Stragi naziste, una nuova "Odessa" per salvare le ex Ss

GENOVA.Esiste un'altra Odessa, in Germania, un'altra associazione che aiuterebbe le ex SS informandole delle indagini in corso in Italia e aiutandole a costruirsi un alibi. Tracce della esistenza di questa associazione, che si chiama Hiag (acronimo di Hilfsgemeinschaft auf Gegenseitgkeit - Bundesverband der Soldaten der ehemaligen Waffen SS, ovvero Comunità di aiuto basata sulla reciprocità degli ex combattenti delle SS), emergerebbero anche negli atti delle indagini sulle stragi naziste perpetrate tra Toscana ed Emilia Romagna.
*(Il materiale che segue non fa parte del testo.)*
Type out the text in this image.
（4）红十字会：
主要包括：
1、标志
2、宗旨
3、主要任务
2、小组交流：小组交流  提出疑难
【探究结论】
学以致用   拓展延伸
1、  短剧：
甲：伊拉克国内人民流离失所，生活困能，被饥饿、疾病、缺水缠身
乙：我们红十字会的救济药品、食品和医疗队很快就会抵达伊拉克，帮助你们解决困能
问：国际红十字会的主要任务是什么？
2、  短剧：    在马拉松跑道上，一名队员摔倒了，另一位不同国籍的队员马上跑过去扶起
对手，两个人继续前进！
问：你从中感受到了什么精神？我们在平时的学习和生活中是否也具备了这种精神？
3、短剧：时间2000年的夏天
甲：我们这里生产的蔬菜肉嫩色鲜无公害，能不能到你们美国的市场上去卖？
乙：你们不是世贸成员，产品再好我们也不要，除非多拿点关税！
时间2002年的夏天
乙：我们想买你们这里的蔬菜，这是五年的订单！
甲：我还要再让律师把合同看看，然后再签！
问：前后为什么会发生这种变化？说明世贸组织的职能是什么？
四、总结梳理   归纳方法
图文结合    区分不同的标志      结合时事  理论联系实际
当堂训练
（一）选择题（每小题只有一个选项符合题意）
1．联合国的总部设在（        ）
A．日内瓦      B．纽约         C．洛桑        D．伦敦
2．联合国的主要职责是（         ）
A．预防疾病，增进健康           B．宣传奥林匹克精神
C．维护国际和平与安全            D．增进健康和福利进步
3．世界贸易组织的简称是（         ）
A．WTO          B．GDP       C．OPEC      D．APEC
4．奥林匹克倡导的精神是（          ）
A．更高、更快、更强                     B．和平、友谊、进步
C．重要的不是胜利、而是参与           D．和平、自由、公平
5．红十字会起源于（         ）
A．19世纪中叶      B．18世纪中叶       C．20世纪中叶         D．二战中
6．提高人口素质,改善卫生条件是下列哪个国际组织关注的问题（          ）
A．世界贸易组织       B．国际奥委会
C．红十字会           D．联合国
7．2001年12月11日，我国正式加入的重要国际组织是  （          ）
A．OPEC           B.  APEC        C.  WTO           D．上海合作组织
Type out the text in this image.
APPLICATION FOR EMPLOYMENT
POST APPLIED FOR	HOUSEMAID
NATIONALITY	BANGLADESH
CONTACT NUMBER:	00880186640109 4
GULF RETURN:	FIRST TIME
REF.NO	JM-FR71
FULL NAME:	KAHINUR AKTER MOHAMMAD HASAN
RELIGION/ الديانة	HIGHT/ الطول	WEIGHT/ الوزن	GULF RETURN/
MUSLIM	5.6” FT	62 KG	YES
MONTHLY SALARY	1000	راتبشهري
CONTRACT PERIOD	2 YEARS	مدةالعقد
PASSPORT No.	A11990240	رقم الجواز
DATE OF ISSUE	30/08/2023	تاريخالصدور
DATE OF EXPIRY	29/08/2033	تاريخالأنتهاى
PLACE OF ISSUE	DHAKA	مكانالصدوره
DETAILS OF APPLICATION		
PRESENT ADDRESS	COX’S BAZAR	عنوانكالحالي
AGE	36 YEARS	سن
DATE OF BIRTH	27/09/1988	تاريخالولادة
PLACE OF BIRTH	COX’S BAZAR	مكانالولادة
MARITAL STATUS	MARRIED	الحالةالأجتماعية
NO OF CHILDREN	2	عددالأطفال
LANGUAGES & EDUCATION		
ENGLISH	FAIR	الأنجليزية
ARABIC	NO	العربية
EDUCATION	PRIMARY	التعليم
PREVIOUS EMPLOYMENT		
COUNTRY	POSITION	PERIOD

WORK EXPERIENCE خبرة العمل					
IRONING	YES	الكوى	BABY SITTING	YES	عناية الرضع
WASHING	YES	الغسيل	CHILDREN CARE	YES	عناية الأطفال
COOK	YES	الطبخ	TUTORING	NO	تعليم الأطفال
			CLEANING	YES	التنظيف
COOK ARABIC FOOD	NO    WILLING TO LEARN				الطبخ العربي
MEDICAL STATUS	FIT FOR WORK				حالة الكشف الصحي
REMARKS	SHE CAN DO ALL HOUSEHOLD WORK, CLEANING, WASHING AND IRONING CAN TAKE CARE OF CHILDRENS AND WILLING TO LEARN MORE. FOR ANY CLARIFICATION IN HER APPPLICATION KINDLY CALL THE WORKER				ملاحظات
A citare l'attività di questa associazione, oltre allo storico tedesco Guido Knopp che però non ne svela il nome, è stato anche un consulente del pubblico ministero militare spezzino, mentre già in Alto Adige l'autorità giudiziaria avrebbe indagato sull'esistenza di una seconda associazione, simile alla Hiag e già nota agli inquirenti tedeschi: la 'Stille Hilfe" ('aiuto silenzioso"), operante tra Bolzano e la Germania, promossa tra gli altri anche dalla figlia dell'organizzatore della 'Soluzione finale" e fondatore delle SS Heinrich Himmler, Gudrun. Sia nella Hiag che nella Stille Hilfe si troverebbero non solo ex appartenenti alle SS, alcuni dei quali individuati come responsabili delle stragi tra Toscana ed Emilia Romagna, ma anche naziskin, neonazisti e alcuni insospettabili. Le riunioni avverrebbero in luoghi segreti. L'azione della Hiag, secondo quanto appreso, è sostanzialmente mirata a informare le ex SS sull' andamento delle indagini avviate in Italia sui massacri perpetrati dai nazisti e ad uniformare gli alibi. I risultati di questa azione sarebbero già stati visibili nei verbali di sommarie informazioni redatti dalle autorità di polizia tedesche tra gli anni '70 e '80, quando ex nazisti residenti in diverse città della Germania, interrogati sulla loro presenza vicino ai luoghi dei massacri in Italia, rispondevano tutti: «eravamo là per vendemmiare». La compattezza dei reduci delle SS sarebbe dunque alla base delle grandi difficoltà incontrate dagli inquirenti italiani nelle indagini sulle stragi naziste, anche se dal pool dei carabinieri non arrivano nè conferme nè smentite. La solidarietà tra ex appartenenti alla 16.a Divisione Panzergrenadier - Reichsfuhrer che, secondo quanto riferito dai consulenti ai magistrati spezzini, fu la vera e unica responsabile di tutti i massacri operati durante la 'ritirata del terrore". Vi sarebbero anche indagati per la strage di Marzabotto.